I asked Takahashi some questions about the Kitamura experiment. I will summarize some of his responses and quote others, with a little editing for the English and for Japanese fonts that did not survive the e-mail.

I have been calling Kitamura's first experiment a replication of Arata's DS-Cathode. That is not quite accurate. Kitamura is using steel cells with palladium black in them. He does not use an outer palladium shell (DS cathode).

I have some concerns about the calorimetry at such a low flow rate: 6 ml/min. The outlet water may not be mixed at such a low flow rate. On the other hand, there is so little water perhaps all that comes in contact with the thermocouple.
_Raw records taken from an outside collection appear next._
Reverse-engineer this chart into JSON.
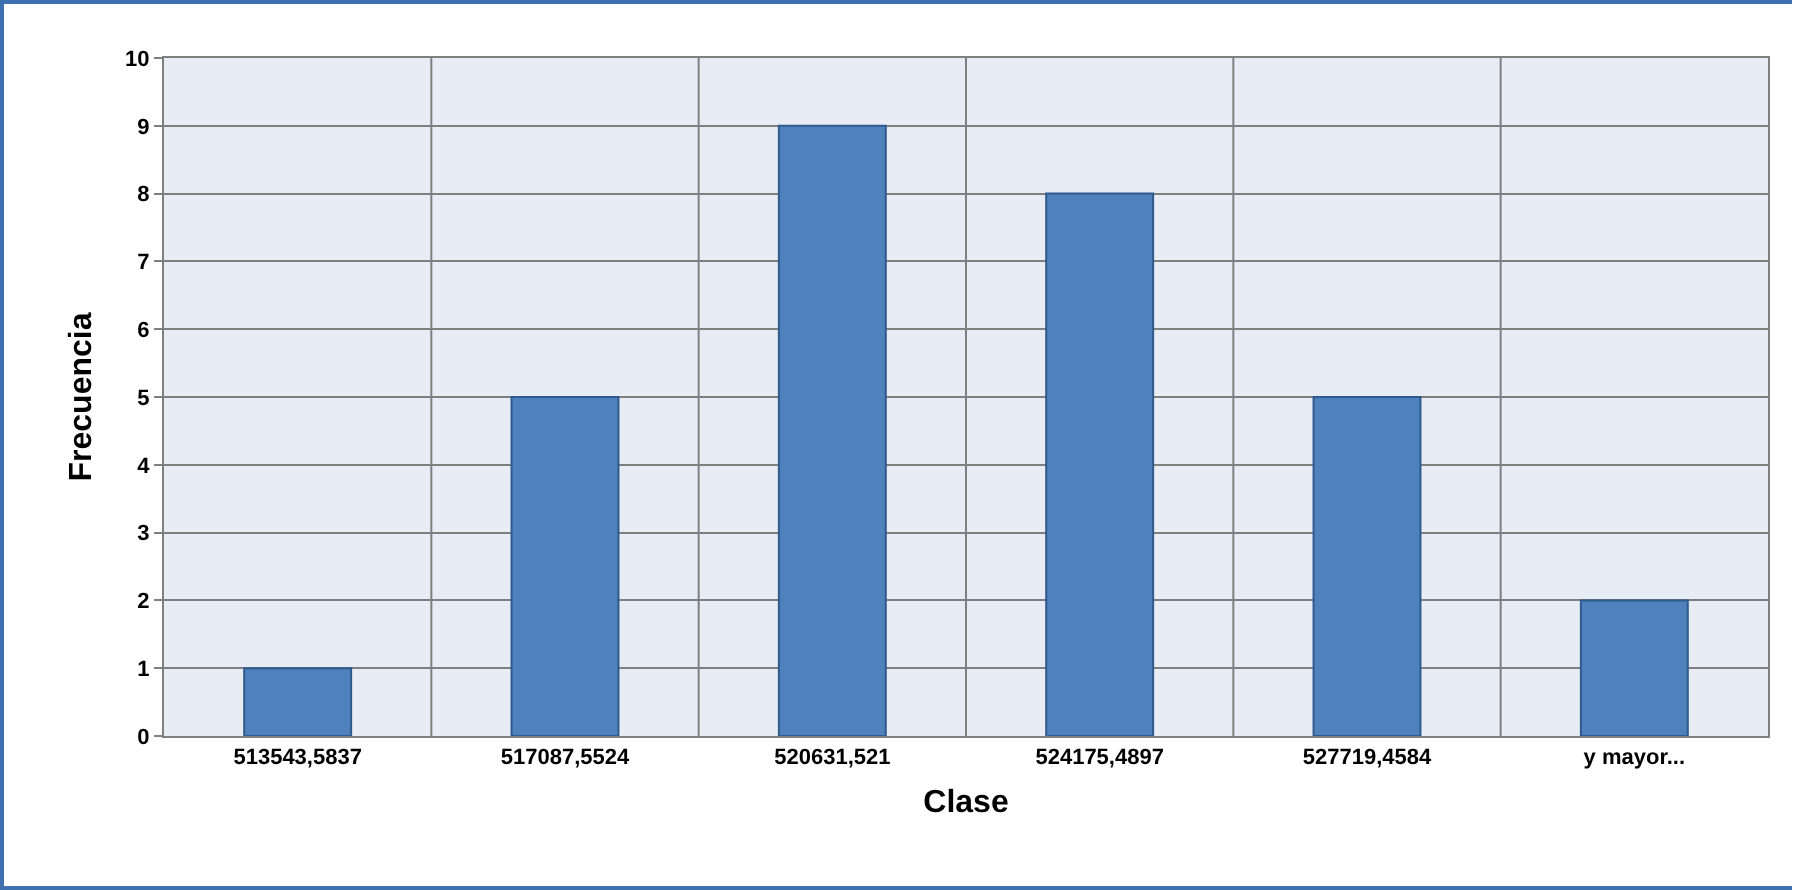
{
  "chart_data": {
    "type": "bar",
    "xlabel": "Clase",
    "ylabel": "Frecuencia",
    "categories": [
      "513543,5837",
      "517087,5524",
      "520631,521",
      "524175,4897",
      "527719,4584",
      "y mayor..."
    ],
    "values": [
      1,
      5,
      9,
      8,
      5,
      2
    ],
    "color": "#4f81bd",
    "ylim": [
      0,
      10
    ],
    "yticks": [
      0,
      1,
      2,
      3,
      4,
      5,
      6,
      7,
      8,
      9,
      10
    ],
    "grid": true
  }
}
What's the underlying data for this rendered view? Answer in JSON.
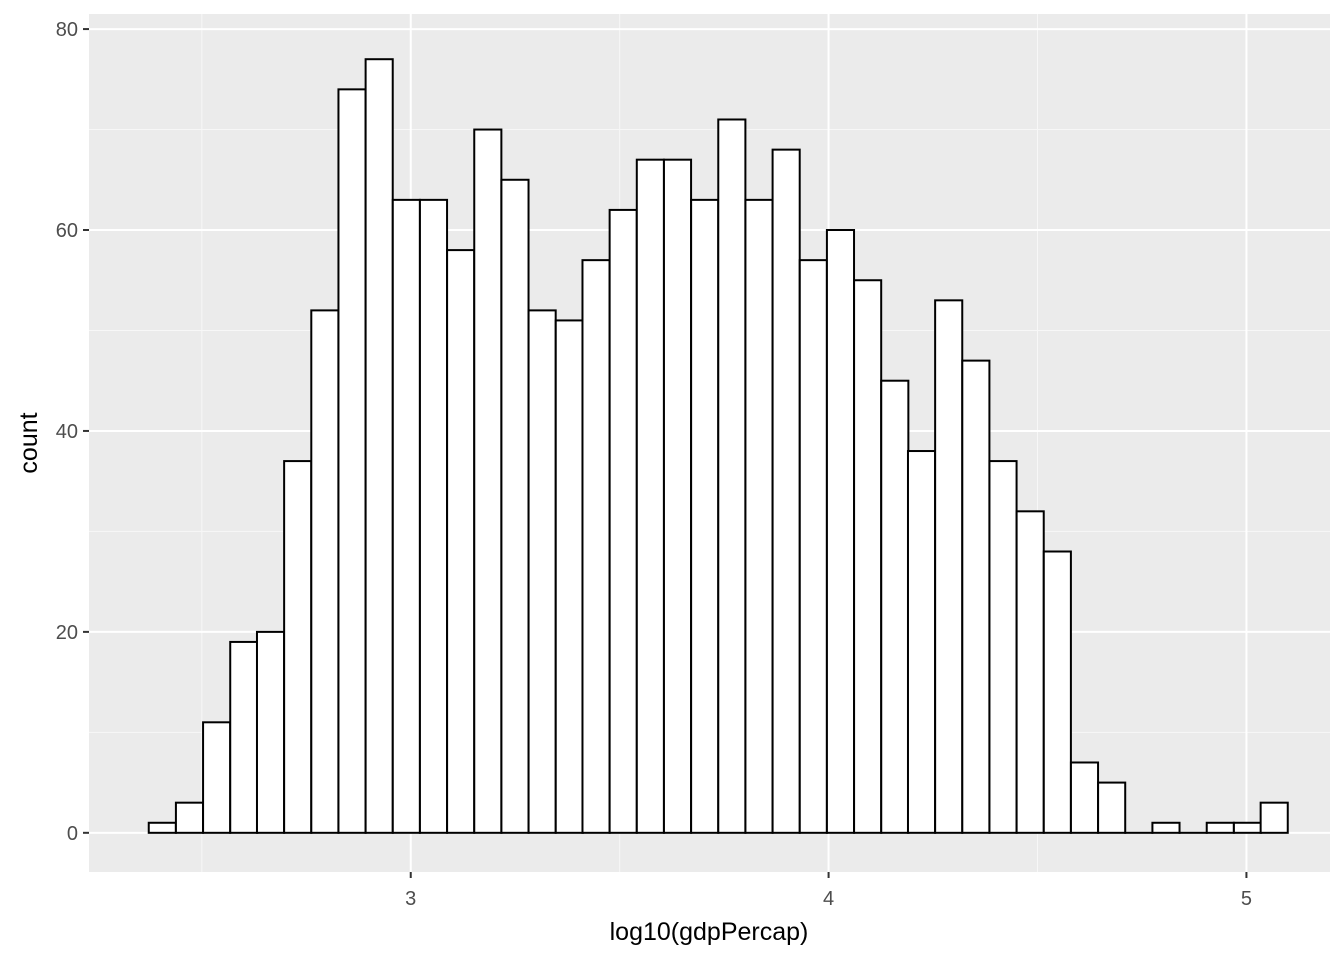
{
  "chart_data": {
    "type": "bar",
    "subtype": "histogram",
    "title": "",
    "xlabel": "log10(gdpPercap)",
    "ylabel": "count",
    "xlim": [
      2.23,
      5.2
    ],
    "ylim": [
      -3.9,
      81.5
    ],
    "x_ticks": [
      3,
      4,
      5
    ],
    "x_tick_labels": [
      "3",
      "4",
      "5"
    ],
    "y_ticks": [
      0,
      20,
      40,
      60,
      80
    ],
    "y_tick_labels": [
      "0",
      "20",
      "40",
      "60",
      "80"
    ],
    "bins": {
      "left_edges": [
        2.373,
        2.438,
        2.503,
        2.568,
        2.632,
        2.697,
        2.762,
        2.827,
        2.892,
        2.957,
        3.022,
        3.087,
        3.152,
        3.217,
        3.282,
        3.347,
        3.411,
        3.476,
        3.541,
        3.606,
        3.671,
        3.736,
        3.801,
        3.866,
        3.931,
        3.996,
        4.061,
        4.126,
        4.19,
        4.255,
        4.32,
        4.385,
        4.45,
        4.515,
        4.58,
        4.645,
        4.71,
        4.775,
        4.84,
        4.905,
        4.97,
        5.034
      ],
      "width": 0.0649
    },
    "values": [
      1,
      3,
      11,
      19,
      20,
      37,
      52,
      74,
      77,
      63,
      63,
      58,
      70,
      65,
      52,
      51,
      57,
      62,
      67,
      67,
      63,
      71,
      63,
      68,
      57,
      60,
      55,
      45,
      38,
      53,
      47,
      37,
      32,
      28,
      7,
      5,
      0,
      1,
      0,
      1,
      1,
      3
    ],
    "grid": true,
    "legend": "none",
    "colors": {
      "panel_background": "#ebebeb",
      "grid_major": "#ffffff",
      "grid_minor": "#f7f7f7",
      "bar_fill": "#ffffff",
      "bar_outline": "#000000",
      "tick_label": "#4d4d4d",
      "tick_mark": "#333333",
      "axis_title": "#000000"
    }
  }
}
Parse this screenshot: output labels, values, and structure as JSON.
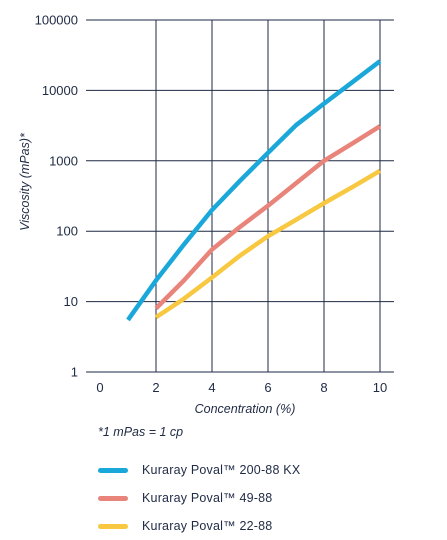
{
  "chart_data": {
    "type": "line",
    "xlabel": "Concentration (%)",
    "ylabel": "Viscosity (mPas)*",
    "xlim": [
      0,
      10
    ],
    "ylim": [
      1,
      100000
    ],
    "yscale": "log",
    "xticks": [
      0,
      2,
      4,
      6,
      8,
      10
    ],
    "yticks": [
      1,
      10,
      100,
      1000,
      10000,
      100000
    ],
    "xtick_labels": [
      "0",
      "2",
      "4",
      "6",
      "8",
      "10"
    ],
    "ytick_labels": [
      "1",
      "10",
      "100",
      "1000",
      "10000",
      "100000"
    ],
    "grid": true,
    "legend_position": "bottom",
    "footnote": "*1 mPas = 1 cp",
    "series": [
      {
        "name": "Kuraray Poval™ 200-88 KX",
        "color": "#1aa7d9",
        "x": [
          1,
          2,
          3,
          4,
          5,
          6,
          7,
          8,
          9,
          10
        ],
        "y": [
          5.5,
          20,
          65,
          200,
          520,
          1300,
          3200,
          6500,
          13000,
          26000
        ]
      },
      {
        "name": "Kuraray Poval™ 49-88",
        "color": "#e8847a",
        "x": [
          2,
          3,
          4,
          5,
          6,
          7,
          8,
          9,
          10
        ],
        "y": [
          8,
          20,
          55,
          115,
          230,
          480,
          1000,
          1750,
          3100
        ]
      },
      {
        "name": "Kuraray Poval™ 22-88",
        "color": "#f7c840",
        "x": [
          2,
          3,
          4,
          5,
          6,
          7,
          8,
          9,
          10
        ],
        "y": [
          6,
          11,
          22,
          45,
          85,
          145,
          250,
          420,
          720
        ]
      }
    ]
  }
}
Peak power range from 180 mW to 250 mW, which is fairly high and can probably be detected with confidence. The Pd-H null runs seem to be close to the zero.

I thought perhaps the palladium black powder was being sintered but Takahashi thinks the clumping together of the powder has other causes. He explained: "Sticking of Pd-black powders was caused by D-(H)-absorption and rearrangement of nano-structures of surfaces. See the SEM images on p. 27, 28. It was not caused by sintering, because we baked Pd-black sample before the run #1 up to 300°C, but Pd black showed high activity as seen on p. 24 and 25, compared with p. 26. After #1 run, we baked again up to the same temperature (300°C) and started the #2 run (p. 26) to find a big change."

Talbott Chubb commented on these slides as follows: "I think Slide 55 comparing Arata-Zhang (A-Z) results with the Kobe group's result is in error with regard the weight of catalysts used by A-Z. I think the A-Z weight was about 7 g, and not 24.4 g. So the net Pd weight ascribed to A-Z is correspondingly high. A-Z used something like 25 g in their ZrO2,NiO,Pd catalyst run, but not in their ZrO2,Pd runs."

Here some of Takahashi's responses I did not cover above. "Q" is what I asked, "A" indicates Akito's Answer:

Q) On p. 9 and 11 it shows the flow rate is 6 ml/min. Is that correct? That is an unusually low flow rate.

A) The flow rate for the water mass-flow calorimtery was chosen so to detect temperature differences between inlet and outlet points with good accuracy. 14mW power level was the lowest limit of detection and that was the standard deviation of “stability run with zero-power input” (see p. 21). If we choose much larger flow rate, delta-T becomes too small to detect with reliable accuracy.


Q) There are various estimates of the energy normalized against the mass of Pd (J/g), but I do not see any listing of the power levels. For the DS-Cathode experiment, p. 26 appears to show peak excess power at around 50 mW. Right?

A) Power levels, especially in the first phase (“zero pressure interval”), are strongly dependent on the D(or H) gas-flow rates and total number of absorbed D(or H) atoms. Integrated values of power (namely heat in Joule unit) per one Pd-atom and/or one absorbed D(H) atom are more meaningful like physical specific values.

. . .

On p. 26, we showed the case of D-loading to “used” Pd-black powders. Power level in the second phase was observed low (50 mW or less), due to the sticking [clumping together] of the Pd powder (decrease of effective active surface of powder). However, if you see heat per D-atom (Table on p. 47), specific values are similar to the “virgin” Pd-black.

This fact shows that smaller active sites on surface of used sample were active, compared with much larger active sites for the #1 (virgin) run. And similar reaction is taking place in each active surface sites (namely fractal nano-trapping points on surface of nano-structure or particle: see p. 51)

If we use higher gas-flow rate, power level in the first phase went up large as seen in P.46 (the case of H-gas charging). However, specific values (normalized heat (energy) per g-Pd or per D/H-atom) are appropriate for comparisons with data with different gas-flow rates.


Q) For the Zr-Pd experiments, p. 36 seems to show peak power at about ~180 mW. Is that correct?

A) That's correct. It is about 180 mW averaged in fluctuation for for the second phase power level evolution, while much higher power levels in the first phase.


Q) p. 54 shows the absolute total energy for the Zr-Pd: 6.8 kJ. What was the peak power?

A) Peak power was about 250mW for the second phase, where integrated heat was 6.8kJ. For the first phase peak power was about 900 mW for D-flow of 2.8 sccm. We have also “excess” heat (over the heat by H-gas) in the first phase of 3.4 kJ (7.0-3.6), which might be due to “nuclear” origin. Altogether, 10.2 kJ is the total heat (energy) as defined as “excess heat” for the Santoku 1 #1 run, and may correspond to “nuclear origin”.


Q) p. 56 seems to show peak power for the second Zr-Pd run is ~100 mW. Is that correct?

A) Peak power appeared after Evacuation was about 180 mW. Before the evacuation, yes about 150 mW at peak.